The Pickup is a 2001 novel by South African writer Nadine Gordimer. It tells the story of a couple: Julie Summers, a white woman from a financially secure family, and Abdu, an illegal Arab immigrant in South Africa. After Abdu's visa is refused, the couple returns to his unnamed homeland, where she is the alien. Her experiences and growth as an alien in another culture form the heart of the work. The Pickup considers the issues of displacement, alienation, and immigration, class and economic power, religious faith, and the ability of people to see and love across these divides.

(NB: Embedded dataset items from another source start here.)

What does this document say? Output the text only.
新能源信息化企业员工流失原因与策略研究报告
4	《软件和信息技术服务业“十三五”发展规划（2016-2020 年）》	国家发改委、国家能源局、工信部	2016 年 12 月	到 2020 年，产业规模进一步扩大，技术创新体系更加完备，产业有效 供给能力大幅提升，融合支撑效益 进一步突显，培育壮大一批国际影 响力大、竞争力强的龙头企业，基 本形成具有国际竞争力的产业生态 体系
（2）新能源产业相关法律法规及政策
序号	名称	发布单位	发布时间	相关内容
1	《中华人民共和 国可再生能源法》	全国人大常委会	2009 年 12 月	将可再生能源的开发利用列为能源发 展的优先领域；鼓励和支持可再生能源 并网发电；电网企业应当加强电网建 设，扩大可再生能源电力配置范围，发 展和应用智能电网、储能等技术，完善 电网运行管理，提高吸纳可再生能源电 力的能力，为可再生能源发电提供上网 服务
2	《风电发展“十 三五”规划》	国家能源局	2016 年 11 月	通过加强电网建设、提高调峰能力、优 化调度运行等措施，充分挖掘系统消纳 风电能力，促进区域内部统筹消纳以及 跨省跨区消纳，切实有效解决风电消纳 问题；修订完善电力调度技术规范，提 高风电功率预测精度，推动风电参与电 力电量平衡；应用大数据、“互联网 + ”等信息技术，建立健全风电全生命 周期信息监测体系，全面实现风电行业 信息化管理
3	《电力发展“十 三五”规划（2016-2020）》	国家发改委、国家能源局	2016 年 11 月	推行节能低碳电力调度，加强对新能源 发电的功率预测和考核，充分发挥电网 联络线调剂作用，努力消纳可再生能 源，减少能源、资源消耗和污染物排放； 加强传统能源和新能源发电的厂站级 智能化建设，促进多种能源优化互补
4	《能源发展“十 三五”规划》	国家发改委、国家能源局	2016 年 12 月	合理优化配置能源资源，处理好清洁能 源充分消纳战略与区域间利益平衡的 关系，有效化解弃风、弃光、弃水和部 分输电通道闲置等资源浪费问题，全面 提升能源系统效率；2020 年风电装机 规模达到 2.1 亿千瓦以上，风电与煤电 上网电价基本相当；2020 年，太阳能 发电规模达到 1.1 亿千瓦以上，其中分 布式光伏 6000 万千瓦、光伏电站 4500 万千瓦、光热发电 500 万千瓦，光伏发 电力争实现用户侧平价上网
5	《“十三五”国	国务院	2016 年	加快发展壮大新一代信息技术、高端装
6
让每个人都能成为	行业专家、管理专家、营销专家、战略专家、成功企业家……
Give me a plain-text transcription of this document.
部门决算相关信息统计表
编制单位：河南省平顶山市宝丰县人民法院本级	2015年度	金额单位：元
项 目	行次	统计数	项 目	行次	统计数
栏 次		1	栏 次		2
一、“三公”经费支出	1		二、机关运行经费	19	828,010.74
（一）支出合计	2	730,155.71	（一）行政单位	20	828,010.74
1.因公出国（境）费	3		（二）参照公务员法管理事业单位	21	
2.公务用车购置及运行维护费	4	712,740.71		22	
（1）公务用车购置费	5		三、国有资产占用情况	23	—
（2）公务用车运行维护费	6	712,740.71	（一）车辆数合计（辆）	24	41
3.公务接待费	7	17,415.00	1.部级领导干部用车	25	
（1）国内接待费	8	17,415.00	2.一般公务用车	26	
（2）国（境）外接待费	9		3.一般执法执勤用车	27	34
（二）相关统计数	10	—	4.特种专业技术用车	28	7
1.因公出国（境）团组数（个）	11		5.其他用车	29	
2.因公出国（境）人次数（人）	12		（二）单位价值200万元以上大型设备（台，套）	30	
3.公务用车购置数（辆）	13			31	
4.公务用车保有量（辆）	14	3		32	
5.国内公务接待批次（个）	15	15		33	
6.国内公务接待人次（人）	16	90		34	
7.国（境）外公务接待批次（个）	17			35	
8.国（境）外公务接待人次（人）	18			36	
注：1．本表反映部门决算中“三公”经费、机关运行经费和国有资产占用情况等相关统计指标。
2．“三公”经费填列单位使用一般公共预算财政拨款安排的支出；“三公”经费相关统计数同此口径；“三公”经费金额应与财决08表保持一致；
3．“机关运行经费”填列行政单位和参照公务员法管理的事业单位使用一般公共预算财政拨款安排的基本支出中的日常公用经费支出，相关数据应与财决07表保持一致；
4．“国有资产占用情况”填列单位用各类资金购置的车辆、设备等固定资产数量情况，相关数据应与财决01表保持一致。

This novel won the 2002 Commonwealth Writers’ Prize for the Best Book from Africa.

==Plot==

The events in part one of the novel all take place in South Africa. In a busy South African street, Julie Summers' car breaks down. She goes asking for the nearest garage, where she meets Abdu. He accompanies her to where she left the car. The events in part two of the novel all take place in Abdu's homeland. In the airport of an unnamed Arab country Julie and Abdu pass through the usual paperwork.